Les directions syndicales, le Parti socialiste et Ecolo, qui en appellent régulièrement à "l'Europe sociale", mais qui n'hésitent pas à se prononcer pour un "oui de combat" en faveur du TCE, prennent la lourde responsabilité d'enfermer le monde du travail et la population dans un carcan compromettant grandement toute avancée sociale. "Si nous rejetons le traité constitutionnel, ce sera le chaos", nous dit-on. D'abord, si le TCE est repoussé (et même accepté), l'Union européenne continuera de fonctionner jusqu'en 2009 et même après, selon les modalités institutionnelles actuelles. Cela laisse du temps pour la mise à plat des orientations actuelles. Et puis, la véritable impasse, le véritable chaos ne sont-ils pas plutôt provoqués par cette Europe-ci, telle qu'elle se construit. Et cette Constitution-ci n'en est qu'un redoutable accélérateur. 

Aussi, le débat sur le traité constitutionnel ne peut être éludé, voire cadenassé. La légèreté avec laquelle le parti socialiste a verrouillé toute possibilité de referendum ou consultation populaire est à ce propos bien inquiétante. Les mobilisations  pour une autre Europe, combinées avec un rejet politique fort de la Constitution peuvent et doivent ouvrir une crise permettant précisément de reprendre la construction de l'Europe sur d'autres bases et d'imposer d'autres politiques dans chacun des Etats membres. Car, à l'inverse de ce que vient encore d'avouer le Parti socialiste, dans sa résolution de congrès pour le "oui de combat" au TCE,  il y a des alternatives à l'UE, telle qu'elle se construit. Avec d'autres organisations et mouvements sociaux, nous avons, à maintes reprises développé plusieurs de ces propositions. Ce que nous ne manquerons pas de faire à nouveau dans les semaines et les mois qui viennent. 

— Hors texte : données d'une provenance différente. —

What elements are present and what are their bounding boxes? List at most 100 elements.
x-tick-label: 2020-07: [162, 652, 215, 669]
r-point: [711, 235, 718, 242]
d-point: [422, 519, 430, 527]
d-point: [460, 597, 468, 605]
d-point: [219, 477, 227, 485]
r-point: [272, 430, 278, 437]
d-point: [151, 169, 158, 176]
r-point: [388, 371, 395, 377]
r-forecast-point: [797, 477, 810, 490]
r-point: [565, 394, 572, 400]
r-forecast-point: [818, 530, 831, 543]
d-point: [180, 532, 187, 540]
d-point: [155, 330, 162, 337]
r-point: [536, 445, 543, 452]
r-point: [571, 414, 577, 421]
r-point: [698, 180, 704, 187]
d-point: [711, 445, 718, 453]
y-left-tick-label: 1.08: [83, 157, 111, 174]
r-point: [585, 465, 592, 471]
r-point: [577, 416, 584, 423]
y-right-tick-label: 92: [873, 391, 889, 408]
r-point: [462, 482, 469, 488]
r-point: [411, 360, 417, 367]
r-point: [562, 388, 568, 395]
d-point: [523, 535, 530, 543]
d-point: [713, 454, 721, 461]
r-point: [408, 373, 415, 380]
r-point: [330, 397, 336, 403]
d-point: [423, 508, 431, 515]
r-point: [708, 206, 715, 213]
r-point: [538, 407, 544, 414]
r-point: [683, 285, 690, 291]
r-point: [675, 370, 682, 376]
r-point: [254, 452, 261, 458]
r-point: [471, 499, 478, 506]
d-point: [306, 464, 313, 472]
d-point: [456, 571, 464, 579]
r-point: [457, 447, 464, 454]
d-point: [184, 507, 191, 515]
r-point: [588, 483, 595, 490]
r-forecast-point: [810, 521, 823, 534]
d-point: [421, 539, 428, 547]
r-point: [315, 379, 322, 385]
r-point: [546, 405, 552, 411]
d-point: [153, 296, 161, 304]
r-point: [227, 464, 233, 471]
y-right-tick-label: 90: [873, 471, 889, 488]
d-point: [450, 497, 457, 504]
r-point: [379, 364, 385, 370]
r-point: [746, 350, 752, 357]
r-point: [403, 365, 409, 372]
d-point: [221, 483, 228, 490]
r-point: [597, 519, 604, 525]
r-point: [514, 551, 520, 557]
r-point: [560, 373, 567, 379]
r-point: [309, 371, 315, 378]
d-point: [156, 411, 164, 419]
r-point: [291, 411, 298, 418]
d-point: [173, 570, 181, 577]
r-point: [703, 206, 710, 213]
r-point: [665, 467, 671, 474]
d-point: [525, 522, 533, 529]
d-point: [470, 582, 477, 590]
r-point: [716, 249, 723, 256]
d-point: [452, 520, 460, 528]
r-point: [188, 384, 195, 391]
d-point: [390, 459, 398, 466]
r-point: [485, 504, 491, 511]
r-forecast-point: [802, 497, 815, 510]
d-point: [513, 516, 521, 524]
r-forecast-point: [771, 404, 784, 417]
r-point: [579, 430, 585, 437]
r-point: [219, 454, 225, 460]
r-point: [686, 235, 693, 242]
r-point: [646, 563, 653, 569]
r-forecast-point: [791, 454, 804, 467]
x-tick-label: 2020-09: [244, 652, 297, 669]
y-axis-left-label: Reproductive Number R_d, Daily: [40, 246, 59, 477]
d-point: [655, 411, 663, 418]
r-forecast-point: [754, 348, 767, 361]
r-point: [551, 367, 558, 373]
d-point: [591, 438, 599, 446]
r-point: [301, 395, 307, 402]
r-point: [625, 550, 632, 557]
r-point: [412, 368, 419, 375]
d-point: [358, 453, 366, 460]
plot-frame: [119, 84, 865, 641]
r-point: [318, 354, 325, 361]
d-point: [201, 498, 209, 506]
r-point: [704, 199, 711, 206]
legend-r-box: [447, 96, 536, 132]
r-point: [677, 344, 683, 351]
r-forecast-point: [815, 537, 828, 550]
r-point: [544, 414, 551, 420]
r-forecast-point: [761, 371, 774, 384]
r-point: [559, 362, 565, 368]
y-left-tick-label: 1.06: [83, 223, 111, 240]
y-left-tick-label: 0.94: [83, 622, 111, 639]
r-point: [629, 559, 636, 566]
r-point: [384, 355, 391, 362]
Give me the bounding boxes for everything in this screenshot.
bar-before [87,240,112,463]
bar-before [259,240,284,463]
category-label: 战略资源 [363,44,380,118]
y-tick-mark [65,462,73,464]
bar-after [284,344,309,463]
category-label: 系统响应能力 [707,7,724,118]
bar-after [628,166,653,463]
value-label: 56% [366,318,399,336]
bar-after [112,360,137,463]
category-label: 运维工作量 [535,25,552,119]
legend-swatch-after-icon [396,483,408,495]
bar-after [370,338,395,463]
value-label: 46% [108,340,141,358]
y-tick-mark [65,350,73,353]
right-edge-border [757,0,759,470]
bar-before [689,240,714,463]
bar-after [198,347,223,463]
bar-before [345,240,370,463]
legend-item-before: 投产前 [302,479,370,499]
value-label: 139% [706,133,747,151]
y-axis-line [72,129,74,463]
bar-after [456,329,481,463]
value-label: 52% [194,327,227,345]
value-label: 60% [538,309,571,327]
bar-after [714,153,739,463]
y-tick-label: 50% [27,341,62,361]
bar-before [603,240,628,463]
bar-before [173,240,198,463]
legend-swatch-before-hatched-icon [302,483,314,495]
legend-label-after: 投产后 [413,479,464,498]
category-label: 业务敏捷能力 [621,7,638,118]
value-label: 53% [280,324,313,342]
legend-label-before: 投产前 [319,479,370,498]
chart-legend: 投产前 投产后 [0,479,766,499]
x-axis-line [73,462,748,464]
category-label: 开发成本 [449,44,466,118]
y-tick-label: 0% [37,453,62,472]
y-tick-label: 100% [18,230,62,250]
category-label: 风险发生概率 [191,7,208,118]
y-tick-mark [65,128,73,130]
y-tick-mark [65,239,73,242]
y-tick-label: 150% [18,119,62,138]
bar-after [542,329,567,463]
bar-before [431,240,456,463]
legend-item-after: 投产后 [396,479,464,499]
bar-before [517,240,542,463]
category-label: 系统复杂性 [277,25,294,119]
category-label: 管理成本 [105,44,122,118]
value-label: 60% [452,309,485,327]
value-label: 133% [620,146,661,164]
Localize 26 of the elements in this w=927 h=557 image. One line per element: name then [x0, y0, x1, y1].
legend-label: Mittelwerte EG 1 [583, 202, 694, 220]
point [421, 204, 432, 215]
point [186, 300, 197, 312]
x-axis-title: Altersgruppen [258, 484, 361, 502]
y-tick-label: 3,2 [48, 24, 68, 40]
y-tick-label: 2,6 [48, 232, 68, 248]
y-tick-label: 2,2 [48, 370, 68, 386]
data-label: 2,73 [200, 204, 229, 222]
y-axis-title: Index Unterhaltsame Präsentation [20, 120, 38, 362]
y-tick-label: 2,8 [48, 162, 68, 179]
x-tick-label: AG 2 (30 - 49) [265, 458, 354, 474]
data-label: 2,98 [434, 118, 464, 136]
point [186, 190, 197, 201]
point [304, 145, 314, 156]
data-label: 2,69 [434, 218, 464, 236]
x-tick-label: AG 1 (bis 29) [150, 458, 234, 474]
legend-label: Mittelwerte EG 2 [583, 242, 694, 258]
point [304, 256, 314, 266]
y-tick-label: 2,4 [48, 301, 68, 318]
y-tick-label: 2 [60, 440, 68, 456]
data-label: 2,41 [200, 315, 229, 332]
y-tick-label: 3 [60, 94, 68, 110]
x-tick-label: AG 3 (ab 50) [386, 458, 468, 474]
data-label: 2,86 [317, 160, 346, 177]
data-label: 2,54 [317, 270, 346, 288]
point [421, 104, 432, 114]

Mais ce travail ne peut avoir un véritable impact qu'à travers la convergence de mouvements sociaux, de secteurs syndicaux, de partis de la gauche radicale, de militants et militantes des organisations chrétiennes et socialistes qui partagent ces propositions alternatives au niveau national, européen, international. Contre la "stratégie de Lisbonne", contre la Directive Bolkenstein et le Traité constitutionnel, les travailleurs et les mouvements sociaux ne peuvent plus seulement lutter pays par pays. 

Face au néolibéralisme triomphant, il s'agit également de donner une expression et un débouché politiques au mécontentement et à la radicalisation sociale. Il s'agit d'imposer, au niveau national et européen, un changement de cap politique. A l'exemple de ce qui se passe dans d'autres pays européens, nous voulons œuvrer également en Belgique à la constitution de regroupements  politiques capables, dans la rue et les urnes, de traduire politiquement les revendications et les aspirations des mouvements sociaux radicalisés. 

Dans l'immédiat, nous appelons tous et celles qui disent "Non à ce traité constitutionnel pour construire une autre Europe" à continuer ensemble un travail d'information en profondeur sur ce projet ultralibéral, à interpeller le mouvement syndical pour, que, à l'exemple de la CGSP, les organisations syndicales prennent toute la mesure de la bombe à retardement placée dans ce super Traité, à augmenter la pression sur nos représentant-es élu-es dans les différents parlements. Car, faute d'un verdict des citoyens et citoyennes, c'est à eux qu'il appartiendra de se prononcer, en toute connaissance de cause, espérons-le,  sur ce "projet de Traité instituant une Constitution pour l'Europe".